Carolina Estevez, PsyD, a psychologist at SOBA New Jersey, says people need to remember that AI chatbots generally won’t challenge a user’s thinking.

“The chatbot won’t push back, question your thinking, or tell you you’re spiraling. If anything, it might unintentionally reinforce the very ideas that are harmful. That’s where it becomes risky,” Dr. Estevez says. “People tend to read between the lines and fill in the emotional gaps with their own projections.”

"So if you’re looking for comfort, wisdom, even something spiritual—you might feel like the bot is delivering that," Dr. Estevez continues. "It’s a bit like staring at a Rorschach inkblot: What you see says more about you than the shape itself. That can be comforting or helpful in small doses, but in someone vulnerable, it can pull them deeper into their own mental narrative. And when that narrative turns dark or obsessive, it becomes dangerous."

Physicians and other mental health experts should be aware of AI chatbots’ potential to indulge delusions. According to an editorial in Schizophrenia Bulletin: "Encourage clinicians to (1) be aware of this possibility, and (2) become acquainted with generative AI chatbots in order to understand what their patients may be reacting to and guide them appropriately."[]

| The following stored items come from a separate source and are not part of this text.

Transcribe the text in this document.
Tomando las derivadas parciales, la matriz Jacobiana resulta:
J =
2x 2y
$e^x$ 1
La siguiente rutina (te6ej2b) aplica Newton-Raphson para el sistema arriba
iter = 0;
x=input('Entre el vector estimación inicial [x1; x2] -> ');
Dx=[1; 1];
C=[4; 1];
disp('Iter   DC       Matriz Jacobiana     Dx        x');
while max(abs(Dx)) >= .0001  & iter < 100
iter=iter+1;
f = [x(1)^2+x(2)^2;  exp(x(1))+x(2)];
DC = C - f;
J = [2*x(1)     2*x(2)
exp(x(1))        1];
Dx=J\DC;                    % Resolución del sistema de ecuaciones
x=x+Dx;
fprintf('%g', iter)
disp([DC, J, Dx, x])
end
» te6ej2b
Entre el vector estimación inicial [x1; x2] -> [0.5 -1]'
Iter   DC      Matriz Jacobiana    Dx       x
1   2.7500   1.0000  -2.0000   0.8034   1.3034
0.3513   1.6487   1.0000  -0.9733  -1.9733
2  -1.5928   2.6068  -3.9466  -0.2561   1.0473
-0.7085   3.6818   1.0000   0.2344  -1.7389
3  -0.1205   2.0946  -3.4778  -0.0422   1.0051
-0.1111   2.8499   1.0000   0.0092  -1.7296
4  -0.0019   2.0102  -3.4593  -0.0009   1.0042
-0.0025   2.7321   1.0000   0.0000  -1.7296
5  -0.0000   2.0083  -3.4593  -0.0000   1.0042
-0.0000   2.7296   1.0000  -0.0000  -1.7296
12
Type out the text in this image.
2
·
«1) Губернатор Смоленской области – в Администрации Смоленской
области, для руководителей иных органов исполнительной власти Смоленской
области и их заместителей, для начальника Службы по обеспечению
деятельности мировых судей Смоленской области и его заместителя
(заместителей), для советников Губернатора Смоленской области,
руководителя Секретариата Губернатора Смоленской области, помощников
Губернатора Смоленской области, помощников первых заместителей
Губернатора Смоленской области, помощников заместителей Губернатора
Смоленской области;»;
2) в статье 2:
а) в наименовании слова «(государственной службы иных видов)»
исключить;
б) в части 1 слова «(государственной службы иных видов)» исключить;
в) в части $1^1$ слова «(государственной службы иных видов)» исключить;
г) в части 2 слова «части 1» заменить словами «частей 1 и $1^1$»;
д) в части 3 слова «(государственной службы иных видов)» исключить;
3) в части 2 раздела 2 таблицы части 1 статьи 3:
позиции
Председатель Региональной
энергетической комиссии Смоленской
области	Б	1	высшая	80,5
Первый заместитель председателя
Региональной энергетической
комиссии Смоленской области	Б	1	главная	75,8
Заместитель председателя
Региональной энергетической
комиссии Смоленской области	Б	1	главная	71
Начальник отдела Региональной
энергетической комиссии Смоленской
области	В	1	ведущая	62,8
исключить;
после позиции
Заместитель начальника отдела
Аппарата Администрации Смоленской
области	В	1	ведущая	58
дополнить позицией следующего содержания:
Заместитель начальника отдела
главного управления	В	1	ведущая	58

Related: Can AI replace therapists? Some patients think so as they turn to Chat GPT

New research probes the hidden mechanics of AI psychosis

A 2025 clinical case highlights how a patient developed delusional beliefs after prolonged interactions with an AI chatbot. The patient became convinced the bot could help her communicate with or digitally resurrect a deceased loved one.[]

While this phenomenon is not an official diagnosis, psychiatrists are increasingly interested in whether intensive AI use can trigger psychosis in susceptible individuals or worsen an underlying condition. UCSF researchers hope that analyzing chat logs alongside clinical data may reveal early warning signs of mental health crises and inform future safety guardrails in AI systems.

"What I'm hoping our study can uncover is whether there is a way to use logs to understand who is experiencing an acute mental health care crisis and find markers in chat logs that could be predictive of that," study author Karthik V. Sarma, MD, PhD, said. "Companies could potentially use those markers to build-in guardrails that would, for instance, enable them to restrict access to chatbots or—in the case of children—alert parents." []

The takeaway for healthcare workers

Shebna N. Osanmoh, MSN, APRN, a psychiatric nurse practitioner at SavantCare, offers a few tips for healthcare workers to share with colleagues and patients: 

  • Recognize your own vulnerability if you have a history of psychosis or severe mood disorder. Treat chatbots as entertainment, not therapy.

  • Seek other humans. AI doesn’t have a heart and can’t possibly feel your emotions. It can only provide you with an algorithmic, mechanical response.

  • Share your AI conversations with a trusted friend, therapist, or support group to get an outside perspective.

  • Use the right tools for genuine mental-health support.